France has been accused of ‘stealing’ 5 million vaccine doses bound for the UK earlier this year.
The incident is said to have occurred amid the EU’s faltering vaccine rollout and at a time when countries including France were questioning the safety of the Oxford/AstraZeneca jab.
But it appears that the huge batch of Oxford vaccines from the Netherlands and due to arrive in the UK was diverted at the last minute and never arrived.
One government source branded the actions ‘outrageous’ and said it had the potential to cost lives.
The incident sparked ‘blazing rows’ between Prime Minister Boris Johnson and French President Emmanuel Macron, according to a report in The Sun.
AstraZeneca boss Ruud Dobber had said on March 22 that the batch was expected to arrive in Britain imminently from its Halix site.
But the jabs appear to have instead gone to the EU scheme, with the organisation blocking its transfer to the UK, amid increasing tensions over jab supplies and fears of ‘vaccines wars’.
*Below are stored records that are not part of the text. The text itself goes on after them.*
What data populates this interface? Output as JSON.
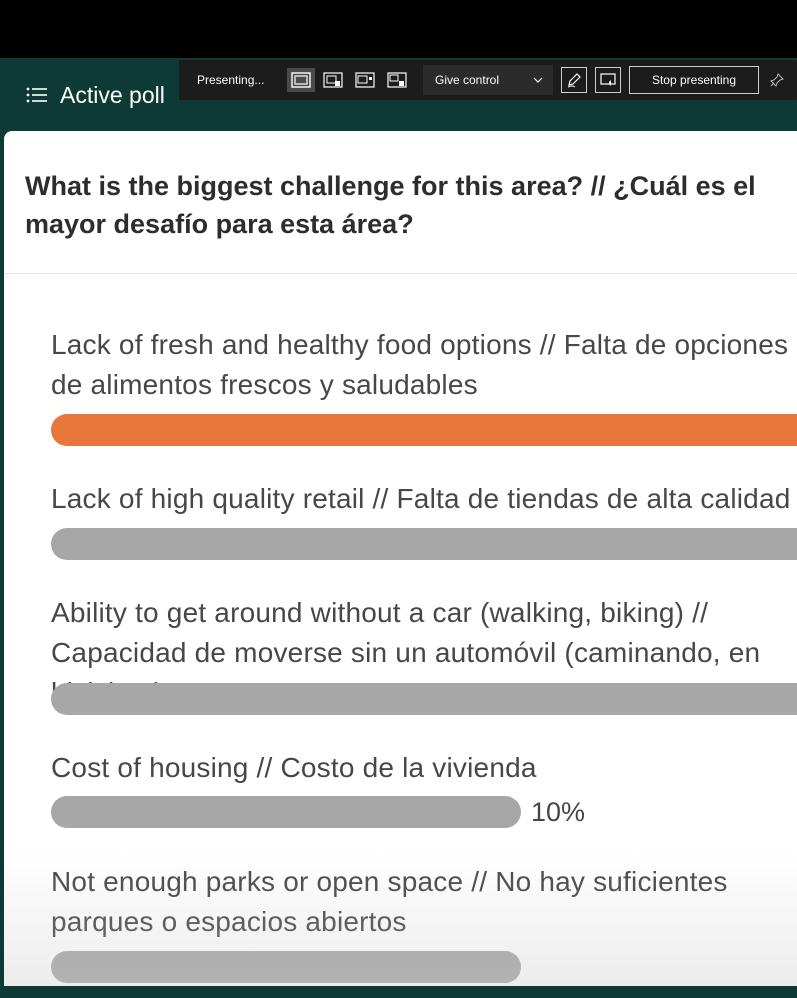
{
  "header": {
    "title": "Active poll",
    "icon": "list-icon"
  },
  "toolbar": {
    "status": "Presenting...",
    "layout_buttons": [
      "layout-content-only-icon",
      "layout-standout-icon",
      "layout-side-by-side-icon",
      "layout-reporter-icon"
    ],
    "give_control_label": "Give control",
    "stop_label": "Stop presenting"
  },
  "poll": {
    "question": "What is the biggest challenge for this area? // ¿Cuál es el mayor desafío para esta área?",
    "options": [
      {
        "label": "Lack of fresh and healthy food options // Falta de opciones de alimentos frescos y saludables",
        "fraction": 1.0,
        "leading": true
      },
      {
        "label": "Lack of high quality retail // Falta de tiendas de alta calidad",
        "fraction": 1.0,
        "leading": false
      },
      {
        "label": "Ability to get around without a car (walking, biking) // Capacidad de moverse sin un automóvil (caminando, en bicicleta)",
        "fraction": 1.0,
        "leading": false
      },
      {
        "label": "Cost of housing // Costo de la vivienda",
        "fraction": 0.1,
        "percent": "10%",
        "leading": false
      },
      {
        "label": "Not enough parks or open space // No hay suficientes parques o espacios abiertos",
        "fraction": 0.1,
        "leading": false
      }
    ]
  },
  "colors": {
    "leading_bar": "#e8773b",
    "bar": "#a7a7a7",
    "background": "#0d3a35"
  }
}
Looking back on the incident, one government source told The Sun: ‘The French stole our vaccines at the same time as they were slagging them off in public and suggesting they weren’t safe to use.’
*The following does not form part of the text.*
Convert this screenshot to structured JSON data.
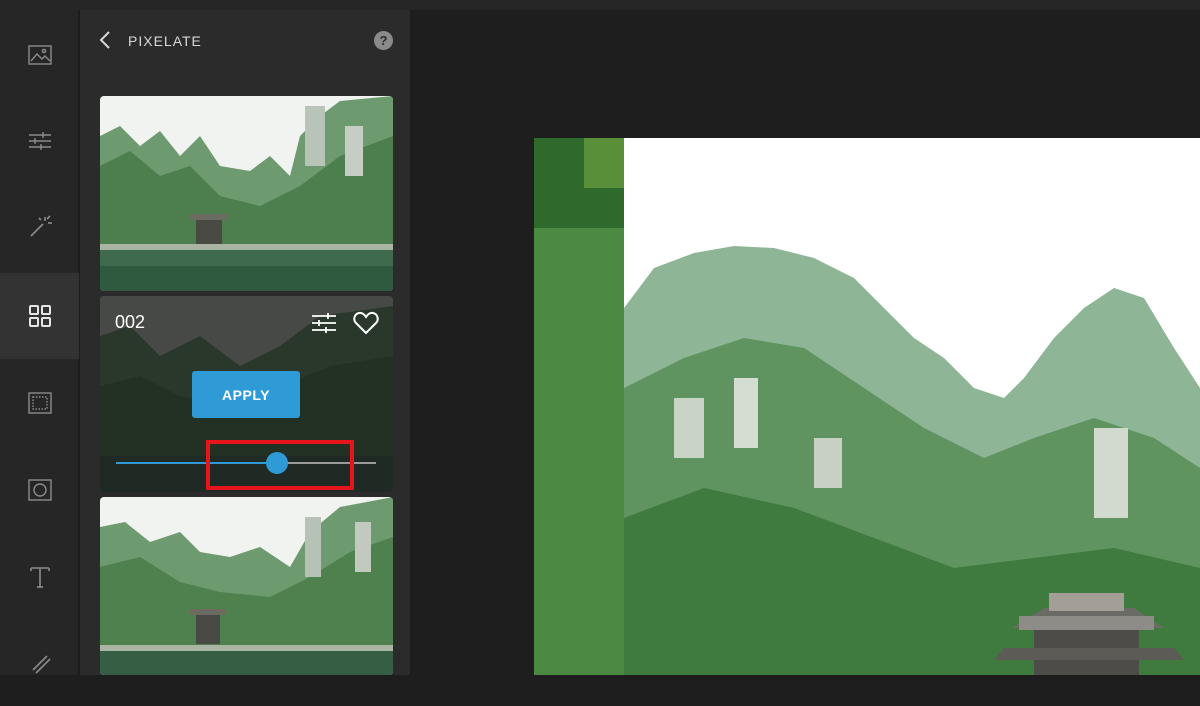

Mr Macron was one of a number of key EU figures to publicly question the jab and incorrectly branded it ‘quasi-ineffective’.
The source continued: ‘It was an outrageous thing to do and not the action of an ally, which was made very clear to them.’
‘Withholding vaccines by stopping them leaving the EU had the potential to cost lives with people waiting for both first and second jabs.
‘We had a solid vaccine plan in place and this meant we were able to keep on jabbing. But it was an astonishing, outrageous thing to do.’
The row earlier this year plunged relations between the EU and the UK to new lows – and followed the UK’s official departure from the EU.
At the time of the spat, one EU diplomat was quoted as saying: ‘AstraZeneca has made promises to both the UK and the EU that it cannot fulfil. So there will need to be some sort of deal.
‘But it’s worth remembering that these Halix doses are in the EU, and AstraZeneca needs permission to ship any of them to the UK, so the cards are stacked against the UK.’
The EU has insisted that the way it handled its vaccine rollout was and is fair, while many developing nations have been accused of ‘vaccine nationalism’ for prioritising less at risk people from their own countries over those more in need abroad.